Spatial Patterns via Principal Component Analysis (PCA)

Assuming $\textbf{Y}\sim(\textbf{0}, \Sigma)$, Principal Component Analysis (PCA) aims to find directions, $\bf{\phi}\in \mathbb{R}^{p\times 1}$, maximizing the variance of $\textbf{Y}_i$ projected onto $\bf{\phi}$. The first $K$ eigenvectors of the estimated covariance matrix $\textbf{S}$ provide the dominant spatial patterns.

In practice, these patterns, often referred to as empirical orthogonal functions (EOF), are crucial for interpreting spatial variations, especially in irregular-location data.

Summary

The article explores the formalization of dominant spatial patterns, particularly in climate research.

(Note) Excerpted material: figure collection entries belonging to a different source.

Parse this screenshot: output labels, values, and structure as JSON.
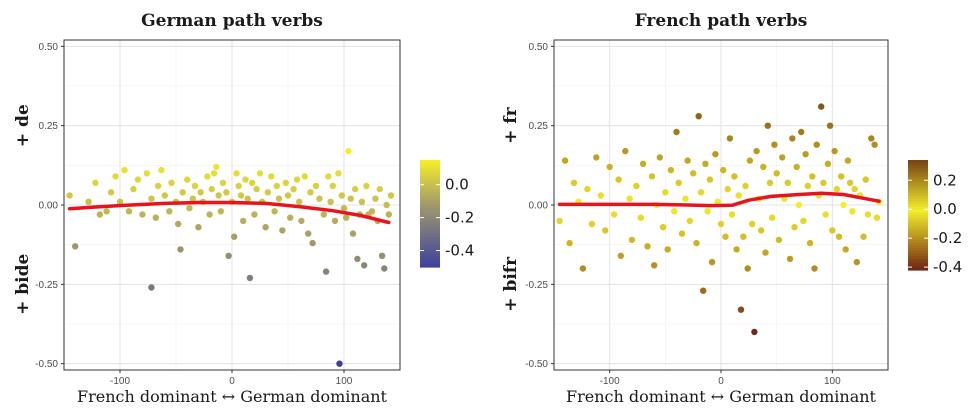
{
  "chart_data": [
    {
      "type": "scatter",
      "title": "German path verbs",
      "ylabel_top": "+ de",
      "ylabel_bottom": "+ bide",
      "xlabel": "French dominant ↔ German dominant",
      "xlim": [
        -150,
        150
      ],
      "ylim": [
        -0.52,
        0.52
      ],
      "xticks": [
        -100,
        0,
        100
      ],
      "xtick_labels": [
        "-100",
        "0",
        "100"
      ],
      "yticks": [
        -0.5,
        -0.25,
        0,
        0.25,
        0.5
      ],
      "ytick_labels": [
        "-0.50",
        "-0.25",
        "0.00",
        "0.25",
        "0.50"
      ],
      "grid": true,
      "colorbar": {
        "range": [
          -0.5,
          0.15
        ],
        "ticks": [
          0.0,
          -0.2,
          -0.4
        ],
        "tick_labels": [
          "0.0",
          "-0.2",
          "-0.4"
        ],
        "low_color": "#3b3fa0",
        "mid_color": "#a39a6a",
        "high_color": "#f4ee2a"
      },
      "smooth_color": "#e8141c",
      "smooth": [
        [
          -145,
          -0.012
        ],
        [
          -120,
          -0.006
        ],
        [
          -90,
          0.0
        ],
        [
          -60,
          0.005
        ],
        [
          -30,
          0.008
        ],
        [
          0,
          0.008
        ],
        [
          30,
          0.005
        ],
        [
          60,
          -0.005
        ],
        [
          90,
          -0.018
        ],
        [
          115,
          -0.033
        ],
        [
          140,
          -0.055
        ]
      ],
      "points": [
        [
          -145,
          0.03
        ],
        [
          -140,
          -0.13
        ],
        [
          -128,
          0.01
        ],
        [
          -122,
          0.07
        ],
        [
          -118,
          -0.03
        ],
        [
          -112,
          -0.02
        ],
        [
          -108,
          0.04
        ],
        [
          -104,
          0.09
        ],
        [
          -100,
          0.01
        ],
        [
          -96,
          0.11
        ],
        [
          -92,
          -0.02
        ],
        [
          -88,
          0.05
        ],
        [
          -84,
          0.08
        ],
        [
          -80,
          -0.03
        ],
        [
          -76,
          0.1
        ],
        [
          -72,
          -0.26
        ],
        [
          -72,
          0.02
        ],
        [
          -68,
          -0.04
        ],
        [
          -66,
          0.06
        ],
        [
          -63,
          0.11
        ],
        [
          -60,
          0.03
        ],
        [
          -56,
          -0.02
        ],
        [
          -54,
          0.07
        ],
        [
          -50,
          0.01
        ],
        [
          -48,
          -0.06
        ],
        [
          -46,
          -0.14
        ],
        [
          -44,
          0.04
        ],
        [
          -40,
          0.08
        ],
        [
          -38,
          -0.01
        ],
        [
          -35,
          0.02
        ],
        [
          -33,
          0.06
        ],
        [
          -30,
          -0.07
        ],
        [
          -28,
          0.04
        ],
        [
          -26,
          0.01
        ],
        [
          -22,
          0.09
        ],
        [
          -20,
          -0.03
        ],
        [
          -18,
          0.05
        ],
        [
          -16,
          0.1
        ],
        [
          -14,
          0.12
        ],
        [
          -12,
          0.03
        ],
        [
          -10,
          -0.02
        ],
        [
          -8,
          0.07
        ],
        [
          -5,
          0.04
        ],
        [
          -3,
          -0.16
        ],
        [
          0,
          0.01
        ],
        [
          2,
          -0.1
        ],
        [
          4,
          0.1
        ],
        [
          6,
          0.06
        ],
        [
          8,
          0.03
        ],
        [
          10,
          -0.05
        ],
        [
          12,
          0.08
        ],
        [
          14,
          0.02
        ],
        [
          16,
          -0.23
        ],
        [
          18,
          0.07
        ],
        [
          20,
          -0.03
        ],
        [
          22,
          0.05
        ],
        [
          25,
          0.1
        ],
        [
          27,
          0.01
        ],
        [
          30,
          -0.07
        ],
        [
          32,
          0.04
        ],
        [
          35,
          0.09
        ],
        [
          38,
          -0.02
        ],
        [
          40,
          0.06
        ],
        [
          42,
          0.02
        ],
        [
          45,
          -0.08
        ],
        [
          48,
          0.07
        ],
        [
          50,
          0.03
        ],
        [
          52,
          -0.04
        ],
        [
          55,
          0.05
        ],
        [
          58,
          0.08
        ],
        [
          60,
          0.01
        ],
        [
          62,
          -0.05
        ],
        [
          65,
          0.09
        ],
        [
          68,
          -0.09
        ],
        [
          70,
          0.04
        ],
        [
          72,
          -0.12
        ],
        [
          75,
          0.06
        ],
        [
          78,
          0.02
        ],
        [
          82,
          -0.03
        ],
        [
          84,
          -0.21
        ],
        [
          86,
          0.09
        ],
        [
          88,
          0.01
        ],
        [
          90,
          0.06
        ],
        [
          92,
          -0.05
        ],
        [
          95,
          0.1
        ],
        [
          96,
          -0.5
        ],
        [
          98,
          0.03
        ],
        [
          100,
          -0.01
        ],
        [
          102,
          -0.04
        ],
        [
          104,
          0.17
        ],
        [
          106,
          0.02
        ],
        [
          108,
          -0.09
        ],
        [
          110,
          0.05
        ],
        [
          112,
          -0.17
        ],
        [
          114,
          -0.03
        ],
        [
          116,
          0.01
        ],
        [
          118,
          -0.19
        ],
        [
          120,
          0.06
        ],
        [
          122,
          -0.03
        ],
        [
          125,
          -0.02
        ],
        [
          128,
          0.02
        ],
        [
          130,
          -0.05
        ],
        [
          132,
          0.05
        ],
        [
          134,
          -0.16
        ],
        [
          136,
          -0.2
        ],
        [
          138,
          0.0
        ],
        [
          140,
          -0.03
        ],
        [
          142,
          0.03
        ]
      ]
    },
    {
      "type": "scatter",
      "title": "French path verbs",
      "ylabel_top": "+ fr",
      "ylabel_bottom": "+ bifr",
      "xlabel": "French dominant ↔ German dominant",
      "xlim": [
        -150,
        150
      ],
      "ylim": [
        -0.52,
        0.52
      ],
      "xticks": [
        -100,
        0,
        100
      ],
      "xtick_labels": [
        "-100",
        "0",
        "100"
      ],
      "yticks": [
        -0.5,
        -0.25,
        0,
        0.25,
        0.5
      ],
      "ytick_labels": [
        "-0.50",
        "-0.25",
        "0.00",
        "0.25",
        "0.50"
      ],
      "grid": true,
      "colorbar": {
        "range": [
          -0.42,
          0.34
        ],
        "ticks": [
          0.2,
          0.0,
          -0.2,
          -0.4
        ],
        "tick_labels": [
          "0.2",
          "0.0",
          "-0.2",
          "-0.4"
        ],
        "low_color": "#6e1f12",
        "mid_color": "#f4ee2a",
        "high_color": "#7a4514"
      },
      "smooth_color": "#e8141c",
      "smooth": [
        [
          -145,
          0.002
        ],
        [
          -100,
          0.002
        ],
        [
          -60,
          0.002
        ],
        [
          -30,
          0.0
        ],
        [
          -10,
          -0.002
        ],
        [
          10,
          -0.001
        ],
        [
          25,
          0.015
        ],
        [
          45,
          0.027
        ],
        [
          70,
          0.033
        ],
        [
          90,
          0.037
        ],
        [
          110,
          0.033
        ],
        [
          130,
          0.02
        ],
        [
          142,
          0.012
        ]
      ],
      "points": [
        [
          -145,
          -0.05
        ],
        [
          -140,
          0.14
        ],
        [
          -136,
          -0.12
        ],
        [
          -132,
          0.07
        ],
        [
          -128,
          0.01
        ],
        [
          -124,
          -0.2
        ],
        [
          -120,
          0.05
        ],
        [
          -116,
          -0.06
        ],
        [
          -112,
          0.15
        ],
        [
          -108,
          0.03
        ],
        [
          -104,
          -0.08
        ],
        [
          -100,
          0.12
        ],
        [
          -96,
          -0.03
        ],
        [
          -92,
          0.08
        ],
        [
          -90,
          -0.16
        ],
        [
          -86,
          0.17
        ],
        [
          -82,
          0.02
        ],
        [
          -80,
          -0.11
        ],
        [
          -76,
          0.06
        ],
        [
          -72,
          -0.04
        ],
        [
          -70,
          0.13
        ],
        [
          -66,
          -0.13
        ],
        [
          -62,
          0.09
        ],
        [
          -60,
          -0.19
        ],
        [
          -58,
          0.0
        ],
        [
          -55,
          0.15
        ],
        [
          -52,
          -0.07
        ],
        [
          -50,
          0.04
        ],
        [
          -48,
          -0.14
        ],
        [
          -45,
          0.11
        ],
        [
          -42,
          -0.02
        ],
        [
          -40,
          0.23
        ],
        [
          -38,
          0.07
        ],
        [
          -35,
          -0.09
        ],
        [
          -32,
          0.02
        ],
        [
          -30,
          0.14
        ],
        [
          -28,
          -0.05
        ],
        [
          -25,
          0.1
        ],
        [
          -22,
          -0.12
        ],
        [
          -20,
          0.28
        ],
        [
          -18,
          0.04
        ],
        [
          -16,
          -0.27
        ],
        [
          -14,
          0.13
        ],
        [
          -12,
          -0.02
        ],
        [
          -10,
          0.08
        ],
        [
          -8,
          -0.18
        ],
        [
          -5,
          0.16
        ],
        [
          -3,
          0.01
        ],
        [
          0,
          -0.06
        ],
        [
          2,
          0.11
        ],
        [
          4,
          -0.1
        ],
        [
          6,
          0.05
        ],
        [
          8,
          0.21
        ],
        [
          10,
          -0.03
        ],
        [
          12,
          0.09
        ],
        [
          14,
          -0.14
        ],
        [
          16,
          0.03
        ],
        [
          18,
          -0.33
        ],
        [
          20,
          -0.1
        ],
        [
          22,
          0.06
        ],
        [
          24,
          -0.2
        ],
        [
          26,
          0.14
        ],
        [
          28,
          -0.06
        ],
        [
          30,
          -0.4
        ],
        [
          32,
          0.17
        ],
        [
          34,
          0.02
        ],
        [
          36,
          -0.08
        ],
        [
          38,
          0.12
        ],
        [
          40,
          -0.15
        ],
        [
          42,
          0.25
        ],
        [
          44,
          0.07
        ],
        [
          46,
          -0.04
        ],
        [
          48,
          0.19
        ],
        [
          50,
          0.1
        ],
        [
          52,
          -0.11
        ],
        [
          55,
          0.15
        ],
        [
          57,
          0.02
        ],
        [
          60,
          0.07
        ],
        [
          62,
          -0.17
        ],
        [
          64,
          0.21
        ],
        [
          66,
          -0.07
        ],
        [
          68,
          0.12
        ],
        [
          70,
          0.0
        ],
        [
          72,
          0.23
        ],
        [
          74,
          -0.05
        ],
        [
          76,
          0.16
        ],
        [
          78,
          0.06
        ],
        [
          80,
          -0.12
        ],
        [
          82,
          0.09
        ],
        [
          84,
          -0.2
        ],
        [
          86,
          0.19
        ],
        [
          88,
          0.03
        ],
        [
          90,
          0.31
        ],
        [
          92,
          0.07
        ],
        [
          94,
          -0.03
        ],
        [
          96,
          0.13
        ],
        [
          98,
          0.25
        ],
        [
          100,
          -0.08
        ],
        [
          102,
          0.17
        ],
        [
          104,
          0.05
        ],
        [
          106,
          -0.1
        ],
        [
          108,
          0.09
        ],
        [
          110,
          0.0
        ],
        [
          112,
          -0.14
        ],
        [
          114,
          0.14
        ],
        [
          116,
          0.07
        ],
        [
          118,
          -0.02
        ],
        [
          120,
          0.05
        ],
        [
          122,
          -0.18
        ],
        [
          125,
          0.03
        ],
        [
          128,
          -0.1
        ],
        [
          130,
          0.08
        ],
        [
          132,
          -0.03
        ],
        [
          135,
          0.21
        ],
        [
          138,
          0.19
        ],
        [
          140,
          -0.04
        ],
        [
          142,
          0.01
        ]
      ]
    }
  ]
}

It introduces the concept of spatial patterns, essential in interpreting physical phenomena and spatial variations in climate variables. Using examples from sea surface temperature in the Indian Ocean, the article illustrates basin and dipole modes as significant spatial patterns. The mathematical formalization involves defining a spatial process of interest, observing data at specific locations, and employing Principal Component Analysis (PCA) to identify dominant spatial patterns. The insights gained from these patterns contribute to understanding climate variations and phenomena like El Niño–Southern Oscillation.

References

Wang and Huang (2017). Regularized Principal Component Analysis for Spatial Data.